В таких приключениях прошло все 3-е августа. К вечеру на бивак потянулись подводы с накошенной травой и целые возы с топливом для костров. Уже мало находили сухих ветвей в окрестном кустарнике, все труднее и труднее добывались дрова. Вопрос о топливе начал беспокоить начальника отряда: не хватит дров, придется переменить бивак, двинуться вперёд, а между тем необходимо подождать артиллерийский парк. Счастливый случай помог вывернуться. 4-го августа начальник отряда открыл огромное количество совершенно готовых дров, сложенных китайцами уже давно для потребностей строителей железной дороги. Дров могло хватить на очень долгое время. Отряд был вполне обеспечен и вот в приказе появилась такая статья:

«На левом берегу реки Унур-гол, протекающей на левом фланге бивака, верстах в трёх от такового под сопкой, что за кухнями, лежать сложенными напиленные дрова; предлагаю немедленно сделать наряд подвод и людей от каждой части и привезти на бивак дров для потребностей казаков и кухонь».

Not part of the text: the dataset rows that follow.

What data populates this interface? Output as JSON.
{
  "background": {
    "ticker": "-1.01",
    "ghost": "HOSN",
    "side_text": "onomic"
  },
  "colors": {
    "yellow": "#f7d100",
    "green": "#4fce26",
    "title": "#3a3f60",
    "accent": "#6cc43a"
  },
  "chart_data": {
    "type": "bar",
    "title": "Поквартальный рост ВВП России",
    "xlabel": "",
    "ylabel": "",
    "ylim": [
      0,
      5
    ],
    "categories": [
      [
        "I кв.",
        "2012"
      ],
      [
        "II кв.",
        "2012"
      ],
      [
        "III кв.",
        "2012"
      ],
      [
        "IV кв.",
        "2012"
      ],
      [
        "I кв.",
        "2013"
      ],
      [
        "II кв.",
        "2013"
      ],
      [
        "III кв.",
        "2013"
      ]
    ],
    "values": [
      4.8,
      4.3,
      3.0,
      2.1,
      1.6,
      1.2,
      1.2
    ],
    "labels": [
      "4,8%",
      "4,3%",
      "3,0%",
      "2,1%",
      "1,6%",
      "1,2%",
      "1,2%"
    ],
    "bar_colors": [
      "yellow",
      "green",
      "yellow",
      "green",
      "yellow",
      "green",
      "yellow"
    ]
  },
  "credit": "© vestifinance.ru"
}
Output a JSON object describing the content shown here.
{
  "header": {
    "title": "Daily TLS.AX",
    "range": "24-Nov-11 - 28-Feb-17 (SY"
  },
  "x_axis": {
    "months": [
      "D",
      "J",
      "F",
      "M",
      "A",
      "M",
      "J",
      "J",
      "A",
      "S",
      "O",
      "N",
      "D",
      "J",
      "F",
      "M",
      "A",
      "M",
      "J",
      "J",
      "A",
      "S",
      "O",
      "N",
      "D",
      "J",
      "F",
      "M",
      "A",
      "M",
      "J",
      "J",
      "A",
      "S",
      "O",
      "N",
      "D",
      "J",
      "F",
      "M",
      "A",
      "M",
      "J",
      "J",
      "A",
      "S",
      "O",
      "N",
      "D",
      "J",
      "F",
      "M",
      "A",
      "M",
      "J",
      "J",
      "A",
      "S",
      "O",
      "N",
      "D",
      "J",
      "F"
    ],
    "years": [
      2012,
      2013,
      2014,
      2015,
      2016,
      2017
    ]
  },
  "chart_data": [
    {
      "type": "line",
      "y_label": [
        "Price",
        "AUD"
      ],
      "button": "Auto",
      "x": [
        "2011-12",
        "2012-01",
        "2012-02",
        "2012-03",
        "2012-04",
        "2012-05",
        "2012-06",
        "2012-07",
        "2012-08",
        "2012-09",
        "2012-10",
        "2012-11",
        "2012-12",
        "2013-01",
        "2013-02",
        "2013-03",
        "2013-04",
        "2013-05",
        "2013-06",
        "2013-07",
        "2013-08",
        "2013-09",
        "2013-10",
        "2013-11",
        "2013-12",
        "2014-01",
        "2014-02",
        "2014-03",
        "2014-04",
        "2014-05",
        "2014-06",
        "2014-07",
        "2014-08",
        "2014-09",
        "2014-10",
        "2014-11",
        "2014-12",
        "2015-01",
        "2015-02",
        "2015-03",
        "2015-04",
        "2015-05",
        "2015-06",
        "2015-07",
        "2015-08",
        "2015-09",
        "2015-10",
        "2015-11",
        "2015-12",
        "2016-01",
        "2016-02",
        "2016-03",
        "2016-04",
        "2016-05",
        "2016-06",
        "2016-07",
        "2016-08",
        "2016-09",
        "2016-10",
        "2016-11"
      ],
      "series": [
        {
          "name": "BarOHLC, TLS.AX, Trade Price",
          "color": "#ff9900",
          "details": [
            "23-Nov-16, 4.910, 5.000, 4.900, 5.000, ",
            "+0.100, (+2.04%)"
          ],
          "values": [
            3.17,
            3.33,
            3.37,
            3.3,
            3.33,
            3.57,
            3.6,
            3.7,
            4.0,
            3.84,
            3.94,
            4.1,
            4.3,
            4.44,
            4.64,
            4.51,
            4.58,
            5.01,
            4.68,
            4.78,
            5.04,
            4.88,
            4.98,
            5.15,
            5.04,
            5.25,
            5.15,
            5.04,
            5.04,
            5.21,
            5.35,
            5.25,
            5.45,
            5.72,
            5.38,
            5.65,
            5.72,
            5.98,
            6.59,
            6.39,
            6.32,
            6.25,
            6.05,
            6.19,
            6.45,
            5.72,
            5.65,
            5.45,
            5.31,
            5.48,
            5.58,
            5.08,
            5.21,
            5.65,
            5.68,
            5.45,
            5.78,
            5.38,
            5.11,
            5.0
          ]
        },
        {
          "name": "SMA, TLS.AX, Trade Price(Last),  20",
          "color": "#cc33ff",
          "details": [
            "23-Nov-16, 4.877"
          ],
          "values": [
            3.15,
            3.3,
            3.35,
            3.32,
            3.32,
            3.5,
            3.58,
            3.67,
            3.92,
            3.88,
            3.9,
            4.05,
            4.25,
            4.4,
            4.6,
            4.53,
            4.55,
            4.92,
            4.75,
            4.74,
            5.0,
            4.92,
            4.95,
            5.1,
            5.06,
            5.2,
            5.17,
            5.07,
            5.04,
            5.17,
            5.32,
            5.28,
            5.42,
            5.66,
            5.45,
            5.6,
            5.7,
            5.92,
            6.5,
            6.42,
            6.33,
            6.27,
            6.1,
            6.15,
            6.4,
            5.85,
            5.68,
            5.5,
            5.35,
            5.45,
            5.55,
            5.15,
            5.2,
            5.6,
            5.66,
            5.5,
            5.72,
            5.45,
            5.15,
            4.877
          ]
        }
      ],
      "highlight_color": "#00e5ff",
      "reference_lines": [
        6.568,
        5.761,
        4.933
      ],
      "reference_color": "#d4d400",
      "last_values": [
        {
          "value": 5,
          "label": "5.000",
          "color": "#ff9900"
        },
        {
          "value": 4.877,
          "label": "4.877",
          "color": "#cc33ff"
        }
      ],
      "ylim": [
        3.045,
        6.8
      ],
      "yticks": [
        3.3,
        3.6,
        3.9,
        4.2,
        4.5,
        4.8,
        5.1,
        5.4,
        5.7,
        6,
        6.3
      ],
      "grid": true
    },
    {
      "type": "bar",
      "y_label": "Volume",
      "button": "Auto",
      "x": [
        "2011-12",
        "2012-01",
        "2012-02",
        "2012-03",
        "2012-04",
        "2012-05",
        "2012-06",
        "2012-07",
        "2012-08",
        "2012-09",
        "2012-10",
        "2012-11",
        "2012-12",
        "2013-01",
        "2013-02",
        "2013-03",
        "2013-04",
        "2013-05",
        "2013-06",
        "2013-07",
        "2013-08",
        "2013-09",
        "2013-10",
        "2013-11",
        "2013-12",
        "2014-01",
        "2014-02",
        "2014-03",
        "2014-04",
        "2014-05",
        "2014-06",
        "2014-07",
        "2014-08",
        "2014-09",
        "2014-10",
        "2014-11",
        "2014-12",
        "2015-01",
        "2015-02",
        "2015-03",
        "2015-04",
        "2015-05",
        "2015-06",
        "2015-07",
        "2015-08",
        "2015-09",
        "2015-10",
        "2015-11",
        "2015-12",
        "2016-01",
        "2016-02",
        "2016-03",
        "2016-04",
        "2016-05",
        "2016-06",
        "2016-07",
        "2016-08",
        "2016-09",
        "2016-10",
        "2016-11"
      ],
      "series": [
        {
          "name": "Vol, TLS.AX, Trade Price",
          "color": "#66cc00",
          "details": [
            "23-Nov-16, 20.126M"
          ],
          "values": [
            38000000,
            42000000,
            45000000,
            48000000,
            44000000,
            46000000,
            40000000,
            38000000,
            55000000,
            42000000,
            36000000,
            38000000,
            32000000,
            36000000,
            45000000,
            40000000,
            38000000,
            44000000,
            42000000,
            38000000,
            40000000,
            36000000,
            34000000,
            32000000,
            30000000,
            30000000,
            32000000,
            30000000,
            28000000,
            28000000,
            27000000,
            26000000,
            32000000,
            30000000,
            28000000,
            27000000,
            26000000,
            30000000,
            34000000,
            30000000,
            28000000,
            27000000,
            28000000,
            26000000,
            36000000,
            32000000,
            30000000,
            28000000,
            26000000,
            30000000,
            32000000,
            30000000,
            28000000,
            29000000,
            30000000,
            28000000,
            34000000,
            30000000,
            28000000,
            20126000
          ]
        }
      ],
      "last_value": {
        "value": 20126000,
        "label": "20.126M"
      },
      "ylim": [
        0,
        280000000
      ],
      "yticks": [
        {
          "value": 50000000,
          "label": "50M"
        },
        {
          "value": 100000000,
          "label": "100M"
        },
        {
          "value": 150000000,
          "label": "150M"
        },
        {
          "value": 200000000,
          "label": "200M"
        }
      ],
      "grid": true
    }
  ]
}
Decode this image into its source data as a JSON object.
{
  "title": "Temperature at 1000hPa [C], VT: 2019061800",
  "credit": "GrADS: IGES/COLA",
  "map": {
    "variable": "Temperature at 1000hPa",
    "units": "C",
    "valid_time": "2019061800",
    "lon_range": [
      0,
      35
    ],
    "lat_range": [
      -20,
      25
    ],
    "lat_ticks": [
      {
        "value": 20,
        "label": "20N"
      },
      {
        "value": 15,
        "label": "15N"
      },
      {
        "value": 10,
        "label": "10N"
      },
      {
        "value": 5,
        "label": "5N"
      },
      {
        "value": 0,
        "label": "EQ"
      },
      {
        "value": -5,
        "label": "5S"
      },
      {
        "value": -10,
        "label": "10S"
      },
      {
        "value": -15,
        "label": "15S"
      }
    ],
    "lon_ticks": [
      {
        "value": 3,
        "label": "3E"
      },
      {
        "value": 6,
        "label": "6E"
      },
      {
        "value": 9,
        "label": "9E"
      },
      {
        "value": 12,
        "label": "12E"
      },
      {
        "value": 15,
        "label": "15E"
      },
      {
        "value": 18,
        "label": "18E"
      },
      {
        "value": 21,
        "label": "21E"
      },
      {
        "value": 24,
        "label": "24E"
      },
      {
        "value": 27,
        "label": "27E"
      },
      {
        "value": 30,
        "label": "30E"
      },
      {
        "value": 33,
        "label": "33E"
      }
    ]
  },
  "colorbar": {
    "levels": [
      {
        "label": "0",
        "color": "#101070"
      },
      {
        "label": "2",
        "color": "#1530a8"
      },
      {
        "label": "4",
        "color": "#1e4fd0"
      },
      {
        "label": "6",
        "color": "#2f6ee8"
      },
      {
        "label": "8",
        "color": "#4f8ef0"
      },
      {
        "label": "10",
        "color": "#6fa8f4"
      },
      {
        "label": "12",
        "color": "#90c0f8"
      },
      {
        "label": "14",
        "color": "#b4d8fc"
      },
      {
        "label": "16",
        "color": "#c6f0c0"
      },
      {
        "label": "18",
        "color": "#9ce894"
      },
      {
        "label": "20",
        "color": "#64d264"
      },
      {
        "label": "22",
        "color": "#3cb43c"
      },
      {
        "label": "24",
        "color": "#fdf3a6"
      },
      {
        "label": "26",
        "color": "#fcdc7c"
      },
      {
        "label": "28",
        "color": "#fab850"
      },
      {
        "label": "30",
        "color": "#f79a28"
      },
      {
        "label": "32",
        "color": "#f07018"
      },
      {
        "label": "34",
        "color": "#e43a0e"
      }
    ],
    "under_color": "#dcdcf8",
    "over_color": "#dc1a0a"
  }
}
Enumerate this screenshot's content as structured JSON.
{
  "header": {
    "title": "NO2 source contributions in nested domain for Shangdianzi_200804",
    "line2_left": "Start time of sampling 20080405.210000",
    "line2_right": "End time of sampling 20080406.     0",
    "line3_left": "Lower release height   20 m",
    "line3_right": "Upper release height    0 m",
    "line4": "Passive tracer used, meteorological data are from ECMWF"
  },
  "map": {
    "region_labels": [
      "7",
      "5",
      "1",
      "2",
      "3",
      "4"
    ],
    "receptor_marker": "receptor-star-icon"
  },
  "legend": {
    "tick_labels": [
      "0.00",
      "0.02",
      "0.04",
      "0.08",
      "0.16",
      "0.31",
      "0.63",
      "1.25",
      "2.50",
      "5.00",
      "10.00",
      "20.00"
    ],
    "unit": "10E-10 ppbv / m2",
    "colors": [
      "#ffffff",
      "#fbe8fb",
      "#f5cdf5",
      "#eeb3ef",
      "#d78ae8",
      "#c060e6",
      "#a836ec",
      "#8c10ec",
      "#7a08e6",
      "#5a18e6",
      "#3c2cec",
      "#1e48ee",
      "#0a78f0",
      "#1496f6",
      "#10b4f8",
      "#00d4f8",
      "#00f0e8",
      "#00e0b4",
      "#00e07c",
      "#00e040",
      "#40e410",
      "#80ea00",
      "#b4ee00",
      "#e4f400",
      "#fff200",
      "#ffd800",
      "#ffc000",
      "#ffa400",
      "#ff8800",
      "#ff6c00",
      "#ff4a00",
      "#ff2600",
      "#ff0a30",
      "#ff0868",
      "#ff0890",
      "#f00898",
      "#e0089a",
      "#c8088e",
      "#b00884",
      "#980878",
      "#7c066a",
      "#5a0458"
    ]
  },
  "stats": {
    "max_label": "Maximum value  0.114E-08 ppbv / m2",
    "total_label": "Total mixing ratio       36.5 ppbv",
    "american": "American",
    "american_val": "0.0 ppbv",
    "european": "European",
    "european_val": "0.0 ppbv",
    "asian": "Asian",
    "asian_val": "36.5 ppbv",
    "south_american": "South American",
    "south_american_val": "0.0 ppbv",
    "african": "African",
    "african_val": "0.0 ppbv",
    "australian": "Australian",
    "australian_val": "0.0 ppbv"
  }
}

Покончив с розыском дров, начальник отряда подошёл к повозкам транспорта, приготовленного для отправки в Хайлар. Так как транспорту пришлось бы двигаться по весьма дурной дороге, переходить ручьи с иловатым дном, а также некоторые топкие места, то китайскую пушку разобрали, причём тело орудия было снято с лафета и положено на отдельную повозку, а остальные трофеи разложили по другим повозкам. [202] Повозок было много, вследствие чего больных и раненых можно было класть по одному на каждую двуколку. Нельзя сказать, чтобы их уложили очень хорошо. Транспорт выступал рано, взялись за подготовку больных и раненых довольно поздно, а следствием явилась спешка. Вот почему и укладка оставляла желать, многого. Даже травы под них не было положено достаточно. Впрочем, у всех повозок сделали верх, чтобы защитить от солнечных лучей.

День был прохладный. Начальник отряда обходил каждого раненого, расспрашивал его о том, при каких обстоятельствах и куда он был ранен, каково семейное положение, из какой станицы, в заключение говорил несколько подбадривающих слов, и надо было видеть с какой благодарностью эти простые, но верные своему долгу люди принимали подобную немудреную ласку.

— «Ваше превосходительство»! — говорил один раненый казак: «мне холодно!».

— «Что же это?» — волновался генерал, обращаясь к врачу: «вы не могли позаботиться, чтобы как следует прикрыть казака!».

— «Помилуйте, ваше превосходительство!» — возражал врач: «здесь вся его одежда; ведь это не солдат, у казака казённого ничего нет, откуда же ему взять что-нибудь?».

— «Эх, Боже мой! кто захочет, тот найдёт, надо подумать, немножко. Давайте сюда пустые мешки из-под провианта!».

Появились мешки в огромном количестве, Подложили их снизу, сверху и с боков, и стало казаку тепло. Наконец, все готово. Транспорт тронулся. С сожалением станичники расстались со своими товарищами. Но вечером предстояло расставание еще более тяжелое.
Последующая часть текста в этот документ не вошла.